Adamantita

Amo a poesia em sua rudeza
em pensamento, sim
amo, se não esconde sua tintura

se não celebra a fétida cultura
de uns para poucos
destros donos da palavra.

Amo mais, se machuca
verdadeiro, insincero
estro peregrinável

incrustado em Aruanda
nos dialetos de Luanda
– o que não sei e me protege

e me vindima – certeza de ouvir
e de novo, inerente
entre as coisas viventes da carne

as coisas secretas da carne.

Alvorada

Sou aquela que na noite
abre um postigo
desenvolta às escuras
preparo a imensidão
revoltosa do meio-dia.

Avante o pânico
criança antiga
avante o nojo libertado
do velho abusador.
Vamos e de mãos trêmulas
decalcando a noite.

Quando no entorno da ternura
morre a ternura
quando de olhos bem abertos
ofereço meus traços esmaecidos
sem pregresso de seca

quase peixe , quase floresta
a força que me abre
mora nesse continente
antes de mim.

Liberoamérica

Fui convidada pelo Darío Zalgade para participar da Liberoamérica, um portal que congrega artes visuais, cênicas, literatura, entrevistas, ensaios em diferentes línguas, transnacionalizando o contato entre escritores contemporâneos, sobretudo latinoamericanos. Uma proposta interessantíssima que visa “la integración y la pluralidad sociales y la igualdad étnica, cultural, de género, clase, credo, cuerpo y orientación sexual”. Agradeço enormemente.
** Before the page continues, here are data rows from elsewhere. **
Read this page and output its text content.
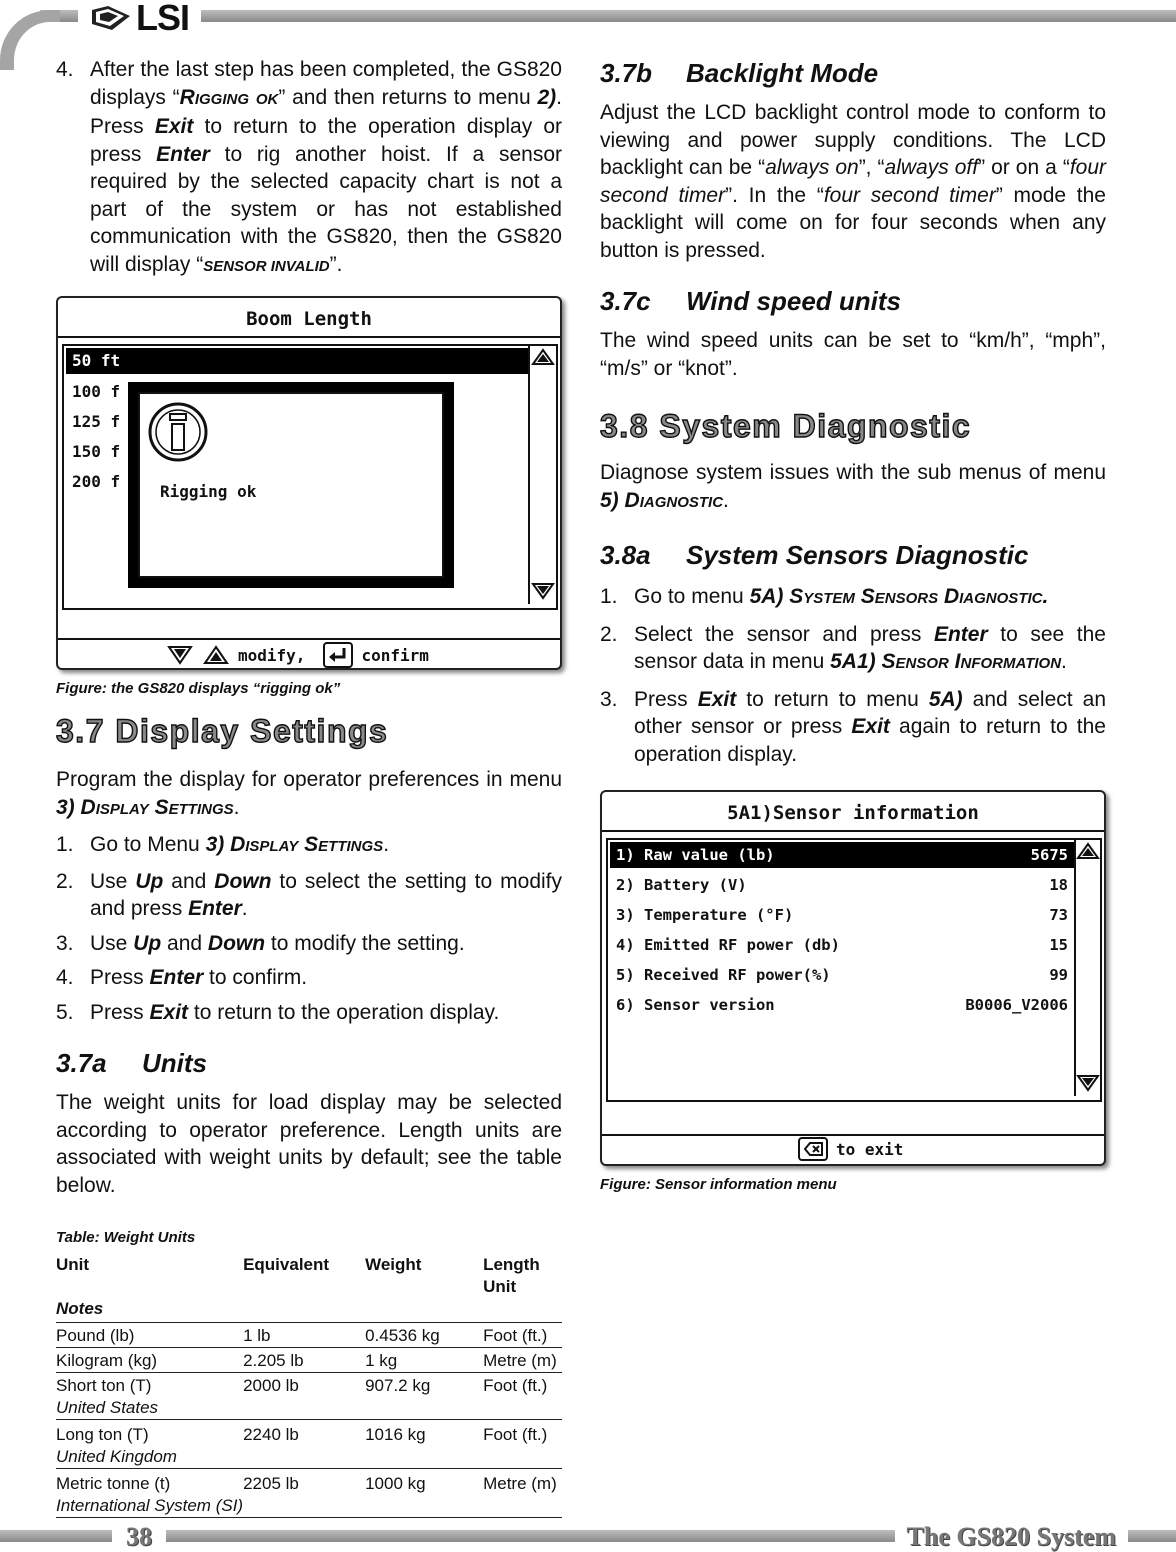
LSI
38	The GS820 System
4. After the last step has been completed, the GS820 displays “RIGGING OK” and then returns to menu 2). Press Exit to return to the operation display or press Enter to rig another hoist. If a sensor required by the selected capacity chart is not a part of the system or has not established communication with the GS820, then the GS820 will display “SENSOR INVALID”.
Boom Length
50 ft
100 f
125 f
150 f
200 f
Rigging ok
modify,	confirm

Figure: the GS820 displays “rigging ok”

3.7 Display Settings

Program the display for operator preferences in menu 3) DISPLAY SETTINGS.

1. Go to Menu 3) DISPLAY SETTINGS.
2. Use Up and Down to select the setting to modify and press Enter.
3. Use Up and Down to modify the setting.
4. Press Enter to confirm.
5. Press Exit to return to the operation display.
3.7a Units

The weight units for load display may be selected according to operator preference. Length units are associated with weight units by default; see the table below.

Table: Weight Units

Unit	Equivalent	Weight	Length Unit
Notes			
Pound (lb)	1 lb	0.4536 kg	Foot (ft.)
Kilogram (kg)	2.205 lb	1 kg	Metre (m)

Short ton (T)
United States	2000 lb	907.2 kg	Foot (ft.)

Long ton (T)
United Kingdom	2240 lb	1016 kg	Foot (ft.)

Metric tonne (t)
International System (SI)	2205 lb	1000 kg	Metre (m)
3.7b Backlight Mode

Adjust the LCD backlight control mode to conform to viewing and power supply conditions. The LCD backlight can be “always on”, “always off” or on a “four second timer”. In the “four second timer” mode the backlight will come on for four seconds when any button is pressed.

3.7c Wind speed units

The wind speed units can be set to “km/h”, “mph”, “m/s” or “knot”.

3.8 System Diagnostic

Diagnose system issues with the sub menus of menu 5) DIAGNOSTIC.

3.8a System Sensors Diagnostic
1. Go to menu 5A) SYSTEM SENSORS DIAGNOSTIC.
2. Select the sensor and press Enter to see the sensor data in menu 5A1) SENSOR INFORMATION.
3. Press Exit to return to menu 5A) and select an other sensor or press Exit again to return to the operation display.
5A1)Sensor information
1) Raw value (lb)	5675
2) Battery (V)	18
3) Temperature (°F)	73
4) Emitted RF power (db)	15
5) Received RF power(%)	99
6) Sensor version	B0006_V2006
to exit

Figure: Sensor information menu
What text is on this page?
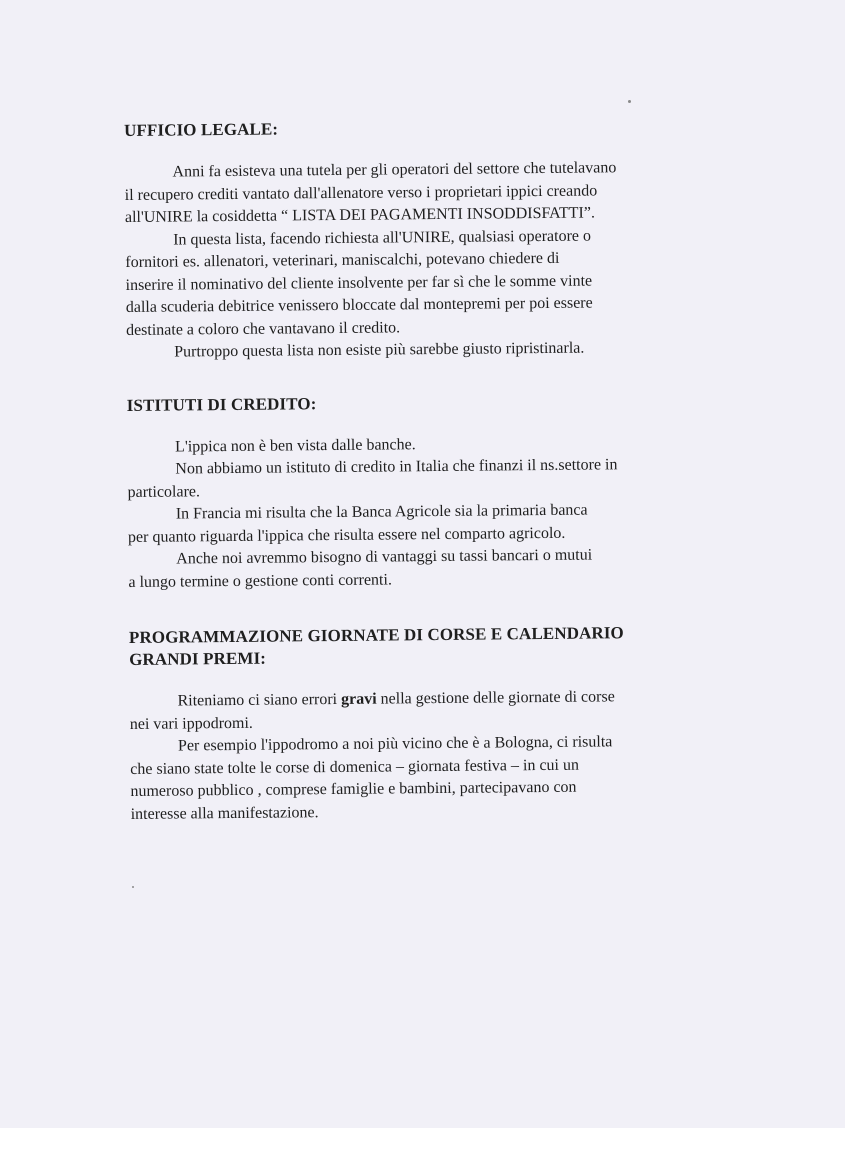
UFFICIO LEGALE:

Anni fa esisteva una tutela per gli operatori del settore che tutelavano
il recupero crediti vantato dall'allenatore verso i proprietari ippici creando
all'UNIRE la cosiddetta “ LISTA DEI PAGAMENTI INSODDISFATTI”.
In questa lista, facendo richiesta all'UNIRE, qualsiasi operatore o
fornitori es. allenatori, veterinari, maniscalchi, potevano chiedere di
inserire il nominativo del cliente insolvente per far sì che le somme vinte
dalla scuderia debitrice venissero bloccate dal montepremi per poi essere
destinate a coloro che vantavano il credito.
Purtroppo questa lista non esiste più sarebbe giusto ripristinarla.

ISTITUTI DI CREDITO:

L'ippica non è ben vista dalle banche.
Non abbiamo un istituto di credito in Italia che finanzi il ns.settore in
particolare.
In Francia mi risulta che la Banca Agricole sia la primaria banca
per quanto riguarda l'ippica che risulta essere nel comparto agricolo.
Anche noi avremmo bisogno di vantaggi su tassi bancari o mutui
a lungo termine o gestione conti correnti.

PROGRAMMAZIONE GIORNATE DI CORSE E CALENDARIO
GRANDI PREMI:

Riteniamo ci siano errori gravi nella gestione delle giornate di corse
nei vari ippodromi.
Per esempio l'ippodromo a noi più vicino che è a Bologna, ci risulta
che siano state tolte le corse di domenica – giornata festiva – in cui un
numeroso pubblico , comprese famiglie e bambini, partecipavano con
interesse alla manifestazione.
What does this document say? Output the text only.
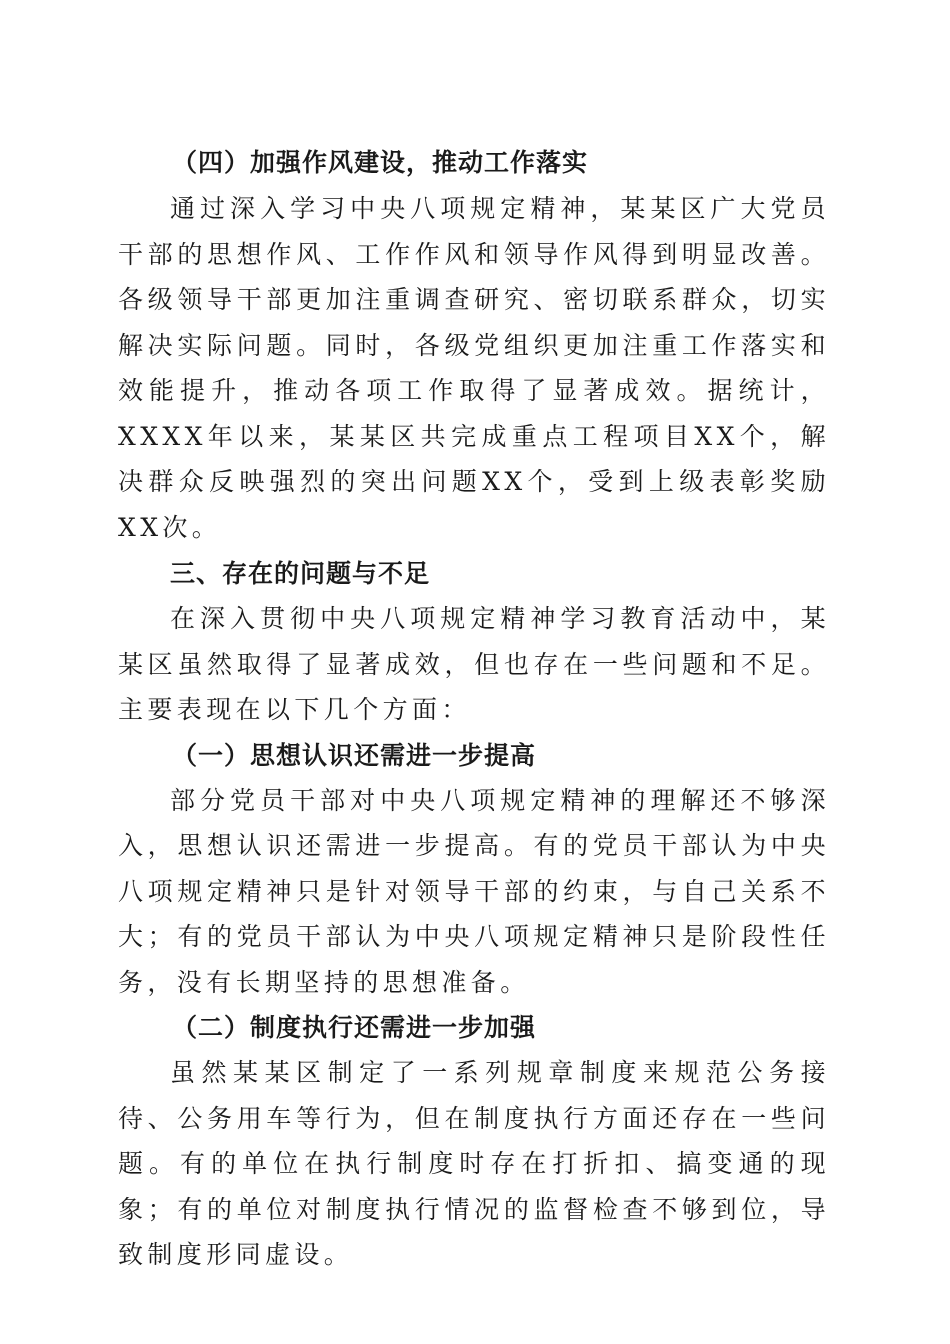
（四）加强作风建设，推动工作落实

通过深入学习中央八项规定精神，某某区广大党员干部的思想作风、工作作风和领导作风得到明显改善。各级领导干部更加注重调查研究、密切联系群众，切实解决实际问题。同时，各级党组织更加注重工作落实和效能提升，推动各项工作取得了显著成效。据统计，XXXX年以来，某某区共完成重点工程项目XX个，解决群众反映强烈的突出问题XX个，受到上级表彰奖励XX次。

三、存在的问题与不足

在深入贯彻中央八项规定精神学习教育活动中，某某区虽然取得了显著成效，但也存在一些问题和不足。主要表现在以下几个方面：

（一）思想认识还需进一步提高

部分党员干部对中央八项规定精神的理解还不够深入，思想认识还需进一步提高。有的党员干部认为中央八项规定精神只是针对领导干部的约束，与自己关系不大；有的党员干部认为中央八项规定精神只是阶段性任务，没有长期坚持的思想准备。

（二）制度执行还需进一步加强

虽然某某区制定了一系列规章制度来规范公务接待、公务用车等行为，但在制度执行方面还存在一些问题。有的单位在执行制度时存在打折扣、搞变通的现象；有的单位对制度执行情况的监督检查不够到位，导致制度形同虚设。
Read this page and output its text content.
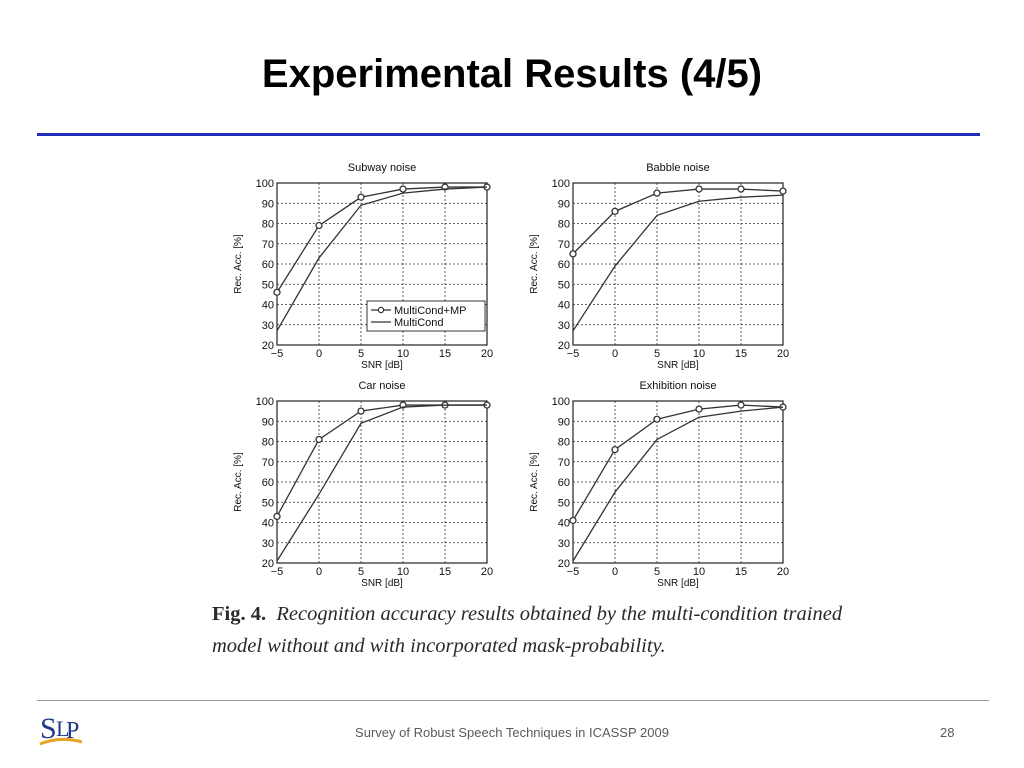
Experimental Results (4/5)
Subway noise
20
30
40
50
60
70
80
90
100
−5	0	5	10	15	20
SNR [dB]
Rec. Acc. [%]
MultiCond+MP
MultiCond
Babble noise
20
30
40
50
60
70
80
90
100
−5	0	5	10	15	20
SNR [dB]
Rec. Acc. [%]
Car noise
20
30
40
50
60
70
80
90
100
−5	0	5	10	15	20
SNR [dB]
Rec. Acc. [%]
Exhibition noise
20
30
40
50
60
70
80
90
100
−5	0	5	10	15	20
SNR [dB]
Rec. Acc. [%]

Fig. 4. Recognition accuracy results obtained by the multi-condition trained model without and with incorporated mask-probability.

S L
P	Survey of Robust Speech Techniques in ICASSP 2009	28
Em meu primeiro post, reuni 4 poemas escritos em 2017: “como quem invoca as portas e os quadrantes”. Eles questionam, por sondagem, delírio e crítica, a maquinização do olhar e do corpo, em suas estruturações mortíferas.

quadrantes

https://liberoamerica.com/2017/10/26/como-quem-invoca-as-portas-e-os-quadrantes/

 

Recoleta

Na boca, um chumaço
de espinho indecifrável
e nas mãos
na inclinação de voar
se apressa
um pássaro na cabeça
da estátua
de bom agouro
– onde sóbrias jazidas
humanas –
a eternidade do mármore
não aponta
qualquer certeza
próxima do imóvel
confessa o espinho
consumido pela
artificialidade do tempo.
Um coração roça os dedos.

Barão das árvores

Meus pares de profissão
e modos telegráficos
que ocasionam
o alinhamento dos planetas.

A vós, no bate-estaca das unhas
que ruminam, prestigitadores
números e conceitos.

Mecanicamente estendo
no varal de meu destino
meu signo dúbio
de cabra e peixe

senciente – desaparecendo
aos modos obreiros
da lógica, vou sendo
no átimo da consciência

minha própria escalada.

Cria

Não é da noite
mais
a respiração
sente
exaurir a forma
que te adivinha
mente
animal pequeno
contorna
a clavícula
à chave
reabre
andrômeda
expulsa
o medo
do escuro
sonha o
repentino
agora
rejeita
ampara
o limbo –
no pequeno
mover
da vida
mais dócil
que estrela.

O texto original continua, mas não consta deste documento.